Den erhabenen Sitz des Apostelfürsten Petrus hat der Hl. Vater Pius 10. inne, den gleichwie ein "brennendes Feuer" danach strebt, Alles in Christo zu erneuern und sein apostolisches Amt, die Herde des Herrn zu leiten, glorreich verwaltet. Es regiert als Deutscher Kaiser und König von Preußen Wilhelm 2., der Erhalter des Friedens, von den Seinen geliebt, von den Freunden geehrt, von den Feinden gefürchtet. Den Stuhl des Hl. Ludgerus hat inne Dr. Johannes Poggenburg, der am 16. Oktober 1913 zum Nachfolger des zum Erzbischof von Köln gewählten Bischofs Dr. Felix von Hartmann konsekriert ist.
Der Pfarrer der Mutterkirche zum hl. Urbanus ist Augustinus Naaber aus Dreyerwalde, der seit 1893 der Riesenpfarre vorsteht und bereits vier Filialgemeinden abgepfarrt hat. Als Vikare fungieren an der Mutterkirche Bernhard Beckmann aus Oelde und Josef Broecker aus Alverskirchen, als Kapläne Josef Uhrmeister aus Oelde und Bernhard Messing aus Billerbeck, als Rektor des Marienhospitals Bernhard Füchter aus Leer.
Der Oberpräsident von Westfalen ist der Herzog von Ratibor und Korwey, Erster Bürgermeister von Buer Dr. Karl Russell. Architekt des schönen Gotteshauses ist Georg Spelling aus Köln, der die Pläne entworfen hat. Die örtliche Leitung liegt in den Händen von Karl Stang aus Königswinter. Die Firma Gebr.

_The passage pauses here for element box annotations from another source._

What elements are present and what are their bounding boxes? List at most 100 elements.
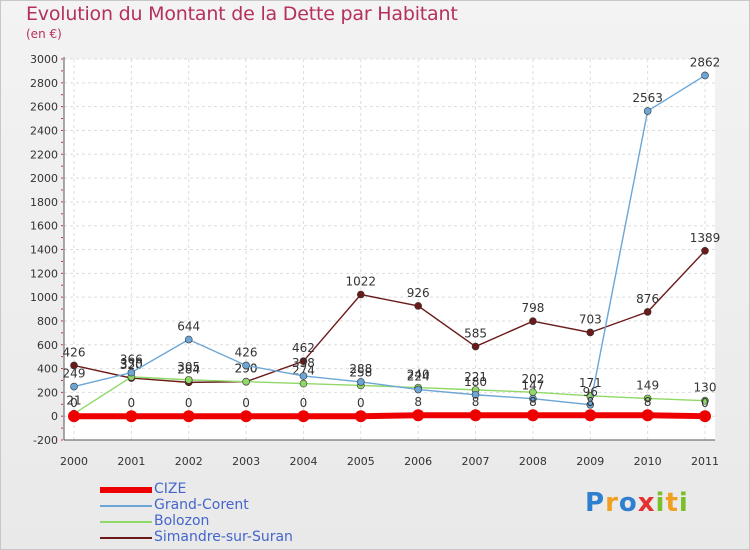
series-line-grand-corent: [73, 74, 706, 406]
legend-label: Simandre-sur-Suran: [154, 529, 293, 545]
data-label: 288: [349, 362, 372, 376]
data-label: 8: [644, 395, 652, 409]
data-point: [127, 368, 136, 377]
data-point: [469, 409, 482, 422]
series-line-cize: [74, 412, 706, 420]
logo-letter: P: [585, 488, 606, 518]
x-tick-label: 2001: [117, 455, 145, 468]
data-label: 171: [579, 376, 602, 390]
x-tick-label: 2003: [232, 455, 260, 468]
y-tick-label: -200: [33, 434, 58, 447]
data-point: [414, 302, 422, 310]
data-point: [357, 290, 365, 299]
data-point: [299, 372, 308, 380]
data-label: 644: [177, 320, 200, 334]
logo-letter: i: [678, 488, 689, 518]
logo-letter: i: [655, 488, 666, 518]
data-label: 0: [185, 396, 193, 410]
legend-swatch: [100, 537, 152, 539]
data-label: 8: [472, 395, 480, 409]
data-point: [242, 377, 250, 386]
y-tick-label: 2200: [30, 148, 58, 161]
data-label: 240: [407, 368, 430, 382]
logo-letter: t: [665, 488, 679, 518]
data-label: 305: [177, 360, 200, 374]
x-tick-label: 2011: [691, 455, 719, 468]
data-label: 330: [120, 357, 143, 371]
data-label: 1389: [690, 231, 721, 245]
data-label: 0: [128, 396, 136, 410]
data-label: 926: [407, 286, 430, 300]
logo-letter: r: [605, 488, 619, 518]
data-point: [526, 409, 539, 422]
data-label: 585: [464, 327, 487, 341]
x-tick-label: 2009: [576, 455, 604, 468]
data-point: [643, 308, 652, 316]
y-tick-label: 0: [51, 410, 58, 423]
x-tick-label: 2010: [634, 455, 662, 468]
data-label: 798: [521, 301, 544, 315]
data-label: 149: [636, 378, 659, 392]
data-point: [471, 390, 480, 399]
data-point: [641, 409, 654, 422]
chart-title: Evolution du Montant de la Dette par Hab…: [26, 3, 458, 25]
data-point: [242, 361, 250, 370]
data-point: [297, 410, 310, 423]
data-point: [586, 328, 595, 337]
data-point: [184, 376, 193, 384]
y-tick-label: 1800: [30, 196, 58, 209]
data-point: [240, 410, 253, 423]
x-tick-label: 2008: [519, 455, 547, 468]
y-tick-label: 1600: [30, 220, 58, 233]
legend-swatch: [100, 521, 152, 523]
data-point: [701, 71, 709, 80]
legend-swatch: [100, 487, 152, 493]
y-tick-label: 1400: [30, 244, 58, 257]
data-label: 21: [66, 394, 81, 408]
data-label: 249: [63, 367, 86, 381]
data-label: 284: [177, 362, 200, 376]
data-point: [529, 317, 537, 325]
data-point: [586, 400, 595, 409]
data-label: 426: [235, 345, 258, 359]
data-label: 2862: [690, 55, 721, 69]
data-label: 221: [464, 370, 487, 384]
legend-swatch: [100, 505, 152, 507]
data-label: 0: [242, 396, 250, 410]
data-label: 426: [63, 345, 86, 359]
data-label: 8: [529, 395, 537, 409]
data-label: 0: [300, 396, 308, 410]
logo-letter: x: [637, 488, 656, 518]
y-tick-label: 2000: [30, 172, 58, 185]
data-label: 274: [292, 364, 315, 378]
data-point: [354, 410, 367, 423]
data-label: 8: [586, 395, 594, 409]
chart-unit: (en €): [26, 27, 62, 41]
legend-label: Grand-Corent: [154, 497, 249, 513]
data-point: [529, 394, 537, 403]
y-tick-label: 400: [37, 363, 58, 376]
data-point: [699, 410, 711, 423]
x-tick-label: 2005: [347, 455, 375, 468]
data-point: [643, 107, 652, 115]
data-point: [412, 409, 425, 422]
y-tick-label: 2800: [30, 77, 58, 90]
data-label: 130: [694, 381, 717, 395]
data-label: 96: [583, 385, 598, 399]
data-label: 462: [292, 341, 315, 355]
data-point: [70, 382, 78, 391]
data-label: 147: [521, 379, 544, 393]
data-point: [357, 378, 365, 386]
y-tick-label: 1000: [30, 291, 58, 304]
series-line-simandre-sur-suran: [73, 250, 706, 384]
y-tick-label: 200: [37, 386, 58, 399]
data-point: [299, 379, 308, 388]
legend-label: Bolozon: [154, 513, 210, 529]
y-tick-label: 1200: [30, 267, 58, 280]
data-label: 366: [120, 353, 143, 367]
x-tick-label: 2002: [175, 455, 203, 468]
y-tick-label: 2400: [30, 124, 58, 137]
data-label: 703: [579, 312, 602, 326]
x-tick-label: 2006: [404, 455, 432, 468]
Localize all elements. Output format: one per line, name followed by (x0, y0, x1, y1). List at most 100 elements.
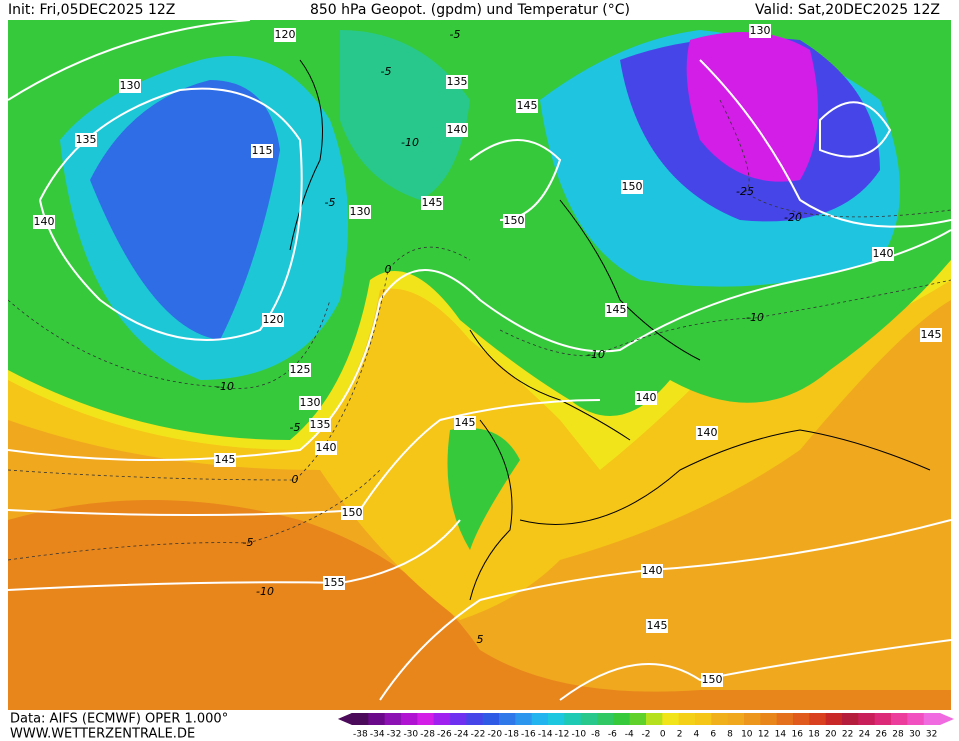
colorbar-swatch (825, 713, 843, 725)
colorbar-label: 30 (909, 730, 921, 740)
label-box (341, 506, 363, 520)
colorbar-swatch (662, 713, 680, 725)
temperature-label: -10 (401, 136, 419, 149)
colorbar-swatch (809, 713, 827, 725)
temperature-label: 5 (477, 633, 484, 646)
colorbar-swatch (548, 713, 565, 725)
label-box (299, 396, 321, 410)
geopotential-label: 150 (504, 214, 525, 227)
geopotential-label: 145 (921, 328, 942, 341)
temperature-label: -25 (736, 185, 754, 198)
colorbar-label: -28 (420, 730, 435, 740)
colorbar-swatch (613, 713, 631, 725)
colorbar-label: 20 (825, 730, 837, 740)
colorbar-swatch (842, 713, 859, 725)
label-box (349, 205, 371, 219)
colorbar-label: 0 (660, 730, 666, 740)
label-box (421, 196, 443, 210)
label-box (309, 418, 331, 432)
colorbar-swatch (597, 713, 614, 725)
geopotential-label: 140 (636, 391, 657, 404)
colorbar: -38 -34 -32 -30 -28 -26 -24 -22 -20 -18 -16 -14 -12-… (338, 713, 954, 740)
init-time: Init: Fri,05DEC2025 12Z (8, 2, 175, 18)
colorbar-swatch (417, 713, 435, 725)
valid-time: Valid: Sat,20DEC2025 12Z (755, 2, 940, 18)
colorbar-swatch (515, 713, 533, 725)
label-box (262, 313, 284, 327)
label-box (605, 303, 627, 317)
colorbar-swatch (727, 713, 745, 725)
geopotential-label: 125 (290, 363, 311, 376)
colorbar-swatch (564, 713, 582, 725)
colorbar-swatch (874, 713, 892, 725)
colorbar-swatch (384, 713, 402, 725)
label-box (214, 453, 236, 467)
colorbar-swatch (433, 713, 451, 725)
geopotential-label: 140 (34, 215, 55, 228)
colorbar-label: 18 (808, 730, 820, 740)
colorbar-label: -30 (403, 730, 418, 740)
geopotential-label: 150 (702, 673, 723, 686)
colorbar-label: 26 (875, 730, 887, 740)
colorbar-label: -16 (521, 730, 536, 740)
label-box (920, 328, 942, 342)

Lienden aus Essen führte den Bau aus.
Möge der Geist herniedersteigen über dieses zu errichtende Haus und unsere Opfergaben und die des christlichen Volkes in denselben segnen, unsere Herzen reinigen und läutern und dieselben als lebendige Bausteine dem Gottesbau, dem himmlischen Jerusalem einfügen. Amen."
Vorläufig besteht die Ludgerigemeinde noch als Rektorat Buer-Hugo, von Rektor Beckmann sowie den Kaplänen Brüning und Güsken geleitet. Es ist aber wohl kein Zweifel, dass auch die Ludgerigemeinde in allernächster Zeit zur eigenen Pfarrei erhoben wird.